Recentemente ho parlato con un'amica brasiliana, che si trova in Italia per lavoro. Fermo restando che dal punto di vista lavorativo, è un'opportunità da non perdere, perché ha la possibilità di lavorare e vivere in una paese che per cultura, educazione e bellezza è uno dei migliori del mondo, nulla cambia il fatto che ogni volta che uno lascia quello che ET chiamava "casa", il cuore ti si fa piccolo, piccolo.

E' una sensazione molto difficile da spiegare, soprattutto per una come me che si considera e crede di essere a tutti gli effetti, una cittadina del mondo. Avendo cambiato continenti, lingue, forma di essere, di mangiare, di tutto ed essendomi trovata sempre bene, non è facile da spiegare.
Ci provo: tu nasci in una epoca dell'anno, per me ottobre, che nel mio continente e nel mio paese significa la primavera. Questo significa che anche i miei primi ricordi dei miei compleanni più remoti, sono pieni di clima tiepido, alberi in fiore - le ciliegie in fiore sono uno spettacolo degno da guardare - cambio dei vestiti pesanti, antipatici, scomodi, per degli abiti più leggeri, fluidi che mi ricordano la bellezza del movimento. E significa che la torta che eri solita mangiare, ossia "la torta di compleanno", doveva essere fatta con quegli ingredienti che magari nel resto del mondo non si usano o non si conoscono. E così via.

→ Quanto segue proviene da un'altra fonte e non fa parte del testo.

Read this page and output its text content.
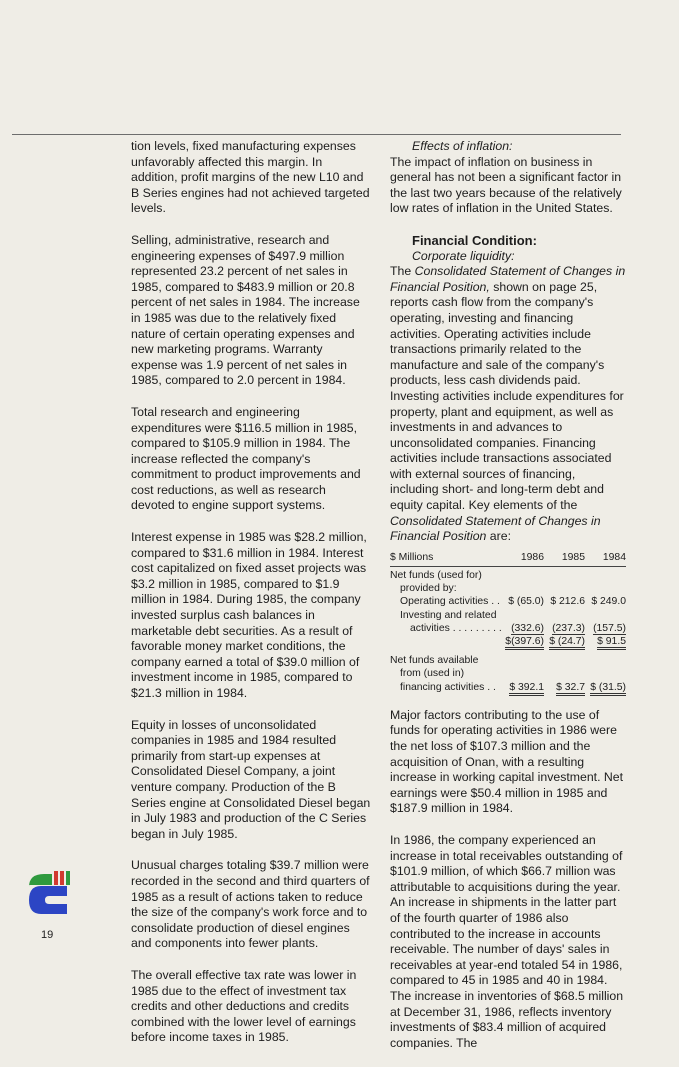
tion levels, fixed manufacturing expenses unfavorably affected this margin. In addition, profit margins of the new L10 and B Series engines had not achieved targeted levels.

Selling, administrative, research and engineering expenses of $497.9 million represented 23.2 percent of net sales in 1985, compared to $483.9 million or 20.8 percent of net sales in 1984. The increase in 1985 was due to the relatively fixed nature of certain operating expenses and new marketing programs. Warranty expense was 1.9 percent of net sales in 1985, compared to 2.0 percent in 1984.

Total research and engineering expenditures were $116.5 million in 1985, compared to $105.9 million in 1984. The increase reflected the company's commitment to product improvements and cost reductions, as well as research devoted to engine support systems.

Interest expense in 1985 was $28.2 million, compared to $31.6 million in 1984. Interest cost capitalized on fixed asset projects was $3.2 million in 1985, compared to $1.9 million in 1984. During 1985, the company invested surplus cash balances in marketable debt securities. As a result of favorable money market conditions, the company earned a total of $39.0 million of investment income in 1985, compared to $21.3 million in 1984.

Equity in losses of unconsolidated companies in 1985 and 1984 resulted primarily from start-up expenses at Consolidated Diesel Company, a joint venture company. Production of the B Series engine at Consolidated Diesel began in July 1983 and production of the C Series began in July 1985.

Unusual charges totaling $39.7 million were recorded in the second and third quarters of 1985 as a result of actions taken to reduce the size of the company's work force and to consolidate production of diesel engines and components into fewer plants.

The overall effective tax rate was lower in 1985 due to the effect of investment tax credits and other deductions and credits combined with the lower level of earnings before income taxes in 1985.

Effects of inflation:

The impact of inflation on business in general has not been a significant factor in the last two years because of the relatively low rates of inflation in the United States.

Financial Condition:
Corporate liquidity:

The Consolidated Statement of Changes in Financial Position, shown on page 25, reports cash flow from the company's operating, investing and financing activities. Operating activities include transactions primarily related to the manufacture and sale of the company's products, less cash dividends paid. Investing activities include expenditures for property, plant and equipment, as well as investments in and advances to unconsolidated companies. Financing activities include transactions associated with external sources of financing, including short- and long-term debt and equity capital. Key elements of the Consolidated Statement of Changes in Financial Position are:

$ Millions	1986	1985	1984
Net funds (used for)
provided by:
Operating activities . . $ (65.0) $ 212.6 $ 249.0
Investing and related
activities . . . . . . . . . (332.6) (237.3) (157.5)
$(397.6) $ (24.7)	$ 91.5
Net funds available
from (used in)
financing activities . .	$ 392.1	$ 32.7 $ (31.5)

Major factors contributing to the use of funds for operating activities in 1986 were the net loss of $107.3 million and the acquisition of Onan, with a resulting increase in working capital investment. Net earnings were $50.4 million in 1985 and $187.9 million in 1984.

In 1986, the company experienced an increase in total receivables outstanding of $101.9 million, of which $66.7 million was attributable to acquisitions during the year. An increase in shipments in the latter part of the fourth quarter of 1986 also contributed to the increase in accounts receivable. The number of days' sales in receivables at year-end totaled 54 in 1986, compared to 45 in 1985 and 40 in 1984. The increase in inventories of $68.5 million at December 31, 1986, reflects inventory investments of $83.4 million of acquired companies. The

19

Un bel giorno, per scelta o per ragioni di vita, ti trovi che il tuo compleanno cade in pieno autunno, con la differenza che come il mondo è cambiato - c'è il buco dell'ozono che ha alzato le temperature - e le stagioni non sono più quelle di una volta signora mia, veramente ti trovi che il giorno del tuo compleanno è inverno, grigio, freddo, quasi triste. Ci vuole tutta la tua buona volontà per vedere il sole dove non c'é. E non parliamo della torta. Lì, te ne rendi conto di quanto ti ha cambiato la vita. Quando eri a casa, vuoi perché eri più piccola, vuoi perché le condizioni economiche erano diverse e perché le condizioni socioeconomiche del paese erano diverse, ma di fatto la torta era un qualcosa che c'era, o che la faceva un altro o al peggio, la comprava un altro.

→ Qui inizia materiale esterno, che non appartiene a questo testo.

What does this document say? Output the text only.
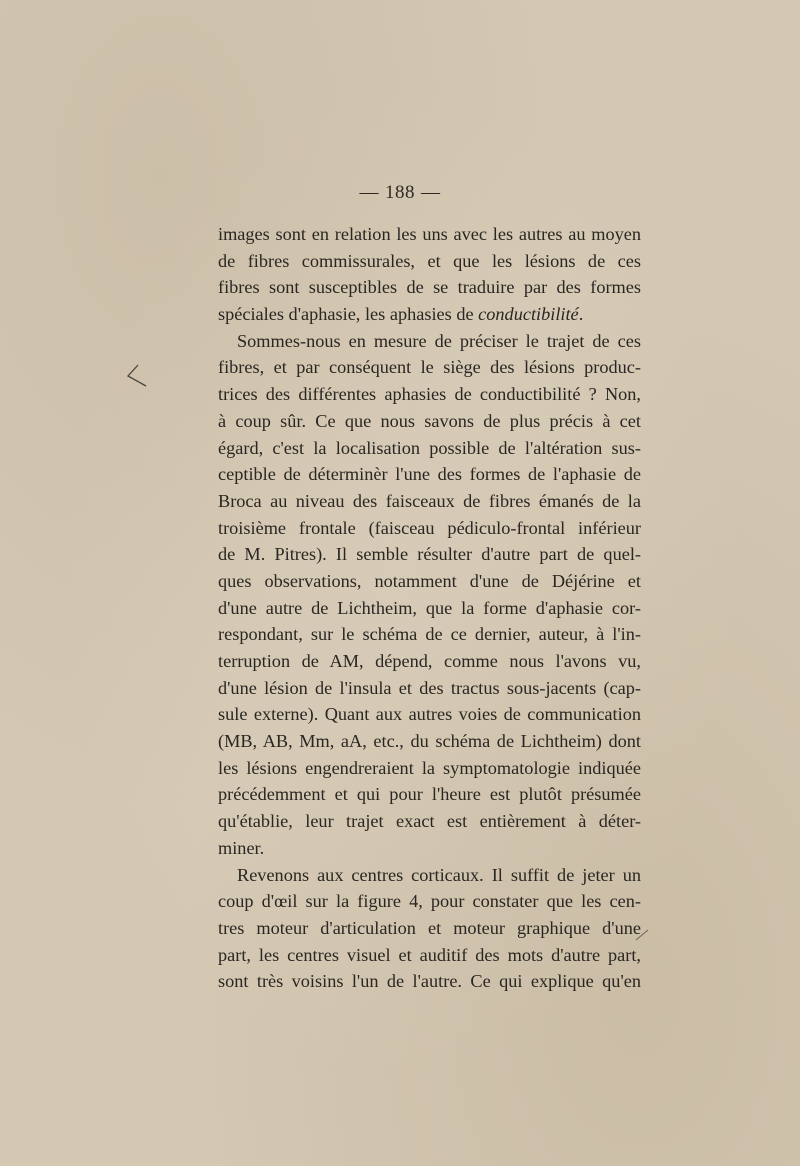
— 188 —
images sont en relation les uns avec les autres au moyen
de fibres commissurales, et que les lésions de ces
fibres sont susceptibles de se traduire par des formes
spéciales d'aphasie, les aphasies de conductibilité.
Sommes-nous en mesure de préciser le trajet de ces
fibres, et par conséquent le siège des lésions produc-
trices des différentes aphasies de conductibilité ? Non,
à coup sûr. Ce que nous savons de plus précis à cet
égard, c'est la localisation possible de l'altération sus-
ceptible de déterminèr l'une des formes de l'aphasie de
Broca au niveau des faisceaux de fibres émanés de la
troisième frontale (faisceau pédiculo-frontal inférieur
de M. Pitres). Il semble résulter d'autre part de quel-
ques observations, notamment d'une de Déjérine et
d'une autre de Lichtheim, que la forme d'aphasie cor-
respondant, sur le schéma de ce dernier, auteur, à l'in-
terruption de AM, dépend, comme nous l'avons vu,
d'une lésion de l'insula et des tractus sous-jacents (cap-
sule externe). Quant aux autres voies de communication
(MB, AB, Mm, aA, etc., du schéma de Lichtheim) dont
les lésions engendreraient la symptomatologie indiquée
précédemment et qui pour l'heure est plutôt présumée
qu'établie, leur trajet exact est entièrement à déter-
miner.
Revenons aux centres corticaux. Il suffit de jeter un
coup d'œil sur la figure 4, pour constater que les cen-
tres moteur d'articulation et moteur graphique d'une
part, les centres visuel et auditif des mots d'autre part,
sont très voisins l'un de l'autre. Ce qui explique qu'en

Ora sei grande, indipendente, di mondo, e ti devi arrangiare da solo.
Ti domandi come caspita si faceva quell'ingrediente particolare che né a Londra, né in Italia, né tantomeno in Olanda o Svezia è conosciuto - per te, si chiama "manjar" o "dulce de leche". E cominci a ricordarti che anche da te, quando la servitù cominciò a costare un po' di più o semplicemente le donne hanno potuto fare altre scelte invece di lavorare solo da cameriere o da cuciniere (in questo caso la parola cuoco/a sarebbe esagerato) qualcuno si è reso conto che il "manjar" può essere fatto mettendo a bollire una latina di latte condensato Nestlé. E a quel punto, ti cambia il compleanno, ti cambia la torta, ti cambia tutto. Quello che era semplicemente un dolce, è diventato un simbolo del capitalismo negativo che volente o nolente attraverso i tuoi diversi giri hai sentito nominare, hai sentito gli slogan che dicono che non devi comprare la Nestlé perché in India o in Sudamerica chi sa cosa fanno fare ai bambini…., ecc. ecc.
E a questo punto, hai un dilemma non da poco: rinunciare al tuo "manjar" per fabbricare qualcosa che in alcuna maniera assomigli alla torta della tua infanzia, inventandoti tutto perché la verità è che mentre eri a casa non hai mai fatto una torta, o uscire e comprare la prima torta che trovi nella prima pasticceria del posto dove ti trovi a vivere in quel momento. Abbiamo già detto che cambiando continente ti sono cambiate le stagioni: il sole, il tiepido, la leggerezza non ci sono, forse ti tocca una giornata di pioggia (a Londra non sono rare) e così cedi al tuo istinto e vai fuori senza guardare troppo gli scaffali e compri la tua bella latina di Nestlé.

Torni a casa e ti predisponi a preparare quello che secondo te era la torta di compleanno. Alla fine, quando la guardi, ti rendi conto che hai fatto un'altra cosa e così allegramente decidi che d' ora in poi quella è la tua torta (anche perché non sai farne altre che assomiglino a quella là) e di lì in avanti pioggia, sole o vento, quella sarà per ogni compleanno quella che farai.
Il tuo bisogno di "casa" è tutto in quella torta. Si esprime a tradimento, senza che tu te ne accorga, perché tu ti trovi bene dove sei, lo hai scelto te, vivi bene, hai una vita piena, ecc. ecc. e quando meno te lo aspetti, eccolo là che ti colpisce con un colpo basso.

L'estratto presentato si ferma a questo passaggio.